“卧草!玩儿死我?”吴明死死盯着黑暗处查看。
洞壁两侧火把突然砰砰爆燃,周边赫然明亮如白昼。
吴明此时才看清,离此十丈有余的山洞深处高高威坐一狐媚女子。
狐媚女子捂着胸口连呼:“竟然对我青丘弟子发誓耍流氓!气得我奶都疼!奶都疼啊!”
说话之人正是精溢上仙。
精溢上仙两旁十余女弟子皆拖着狐尾,搔首弄姿尽显糜媚之态,嘤嘤应和精溢:“奶疼!奶疼啊!”
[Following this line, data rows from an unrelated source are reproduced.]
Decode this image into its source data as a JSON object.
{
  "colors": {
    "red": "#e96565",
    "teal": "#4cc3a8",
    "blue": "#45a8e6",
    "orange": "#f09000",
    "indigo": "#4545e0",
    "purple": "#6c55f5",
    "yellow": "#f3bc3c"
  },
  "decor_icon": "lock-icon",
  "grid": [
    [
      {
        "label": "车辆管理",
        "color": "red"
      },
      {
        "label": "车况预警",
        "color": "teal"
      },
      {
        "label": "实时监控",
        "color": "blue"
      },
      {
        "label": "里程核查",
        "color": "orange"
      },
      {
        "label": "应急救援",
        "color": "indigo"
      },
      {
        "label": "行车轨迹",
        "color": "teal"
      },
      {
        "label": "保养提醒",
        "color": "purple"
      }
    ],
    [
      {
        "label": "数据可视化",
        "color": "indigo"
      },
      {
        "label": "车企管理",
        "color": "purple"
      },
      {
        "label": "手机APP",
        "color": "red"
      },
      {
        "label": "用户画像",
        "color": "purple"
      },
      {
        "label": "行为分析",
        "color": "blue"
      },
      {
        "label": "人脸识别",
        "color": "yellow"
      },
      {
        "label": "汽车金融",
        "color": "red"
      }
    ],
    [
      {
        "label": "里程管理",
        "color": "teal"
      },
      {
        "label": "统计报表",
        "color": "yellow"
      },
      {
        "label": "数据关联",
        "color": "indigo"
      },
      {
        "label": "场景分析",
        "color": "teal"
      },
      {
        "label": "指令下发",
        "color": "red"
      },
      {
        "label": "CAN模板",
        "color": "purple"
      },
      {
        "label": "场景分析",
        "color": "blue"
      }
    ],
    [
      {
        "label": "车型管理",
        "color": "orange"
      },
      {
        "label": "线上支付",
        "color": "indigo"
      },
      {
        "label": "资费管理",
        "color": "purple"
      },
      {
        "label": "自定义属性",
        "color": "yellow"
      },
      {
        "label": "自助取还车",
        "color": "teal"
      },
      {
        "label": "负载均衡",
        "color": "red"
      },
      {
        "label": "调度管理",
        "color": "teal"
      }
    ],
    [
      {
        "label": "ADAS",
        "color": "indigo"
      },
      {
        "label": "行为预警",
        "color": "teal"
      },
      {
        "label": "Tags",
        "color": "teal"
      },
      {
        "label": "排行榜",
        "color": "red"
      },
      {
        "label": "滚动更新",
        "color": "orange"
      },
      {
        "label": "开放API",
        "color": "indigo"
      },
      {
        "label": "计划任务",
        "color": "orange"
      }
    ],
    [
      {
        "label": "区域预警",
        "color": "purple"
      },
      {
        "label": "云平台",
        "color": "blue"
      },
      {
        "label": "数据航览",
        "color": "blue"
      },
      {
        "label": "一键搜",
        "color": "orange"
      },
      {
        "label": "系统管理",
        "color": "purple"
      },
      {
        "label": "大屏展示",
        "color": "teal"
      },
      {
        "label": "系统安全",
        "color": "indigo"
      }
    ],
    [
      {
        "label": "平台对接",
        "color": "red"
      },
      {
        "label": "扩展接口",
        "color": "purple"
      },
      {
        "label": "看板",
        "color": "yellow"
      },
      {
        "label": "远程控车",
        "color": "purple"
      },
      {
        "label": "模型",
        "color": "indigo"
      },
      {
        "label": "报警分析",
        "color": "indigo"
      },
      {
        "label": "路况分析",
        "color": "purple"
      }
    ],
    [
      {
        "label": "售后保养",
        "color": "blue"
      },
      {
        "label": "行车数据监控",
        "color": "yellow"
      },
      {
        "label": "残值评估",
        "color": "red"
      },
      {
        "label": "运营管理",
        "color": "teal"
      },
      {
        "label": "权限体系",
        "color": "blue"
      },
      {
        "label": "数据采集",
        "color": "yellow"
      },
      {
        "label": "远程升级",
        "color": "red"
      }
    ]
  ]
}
吴明与精溢在花府相遇时,已然被雷劈面目焦黑,此刻又脸庞余肿未消,精益又哪里能认得吴明。
精益上仙疑惑打量吴明绿色道袍,厉声喝斥:
“呆!你个胖头流氓龟!青丘门与玄武渊互不往来,千年间爬行不犯两栖,为何你偷偷潜入我青丘门耍流氓?”
“你道号如何?意欲何为?如不说出实情,我青丘一众定玩儿死你!”
吴明听闻一个冷颤,心道:“莫非要玫瑰花下死不成?”
吴明自知与这狐媚精溢有仇,此刻又被其钳制,哪里敢说出花府相遇之事,强挤出笑容:
“我道号雷击子,是才加入玄武渊弟子,这不是初来此地不熟悉地形迷路了吗!各位美女莫要冲动,雷击子这就走!这就走!”
精溢上仙还未开口,三女站出来纷纷说道:
“师尊,此子心术不正,竟然被我等用幻术调出多名女子虚像,他此次前来必有所图,应该是玄武渊派来的探子。”
“是的师尊,跳跳门精绝上仙已然仙去,扎扎门子精与精满才被玄武渊杀害,玄武灵域三仙门仅余我青丘一门,流氓此刻深夜潜来定有蹊跷。”
“是,师尊,千年间玄武弟子从未偷入我青丘,此子行事诡异,竟然知晓引动弟子情绪,对我等纷纷跪拜发誓说爱我们,以此来破除我青丘幻术秘法,不得不防!一定要查清。”
精溢上仙听闻,站起厉声喝斥:
“流氓胖头龟!你玄武渊在水里,你却来登山破除弟子秘术!此等迷路谎言岂能骗过我等?还不说出实情?”
“咦!你,你道号叫做雷击子?”
吴明不知精溢为何再次确认道号,所以装傻般“啊?”了一声,未否认也未敢再承认。
精溢上仙呵呵一声冷笑:“你雷击子本事不小啊!才入玄武渊便杀了子精与精满上仙!来人!玩儿死他!”
众女弟子高呼:“是!”
精溢上仙发令:“将雷击子关入欲仙求死洞刑讯逼供!如果此子不讲真话!嘿嘿!让其欲念焚身痛不欲生!”
“光头小流氓,带个妖艳流氓猴儿,穿着红配绿一路带狗屁的到青丘调戏女弟子!气得我奶都疼!”
吴明听闻这种怪异刑罚愣在原地一脸懵逼。
精益上仙哎呀哎呀揉胸中再次发令:
“将那只涂唇打粉的流氓母猴儿与雷猿族关在一起!给雷猿发个福利!”
“是!”随着众弟子高声回应,吴明才看到吊在头顶的胖猴儿。
众弟子将胖猴儿降下后齐齐几个大逼兜将其打醒。
胖猴儿眼中挂泪,有气无力一通吱吱,眼神哀怨看向吴明。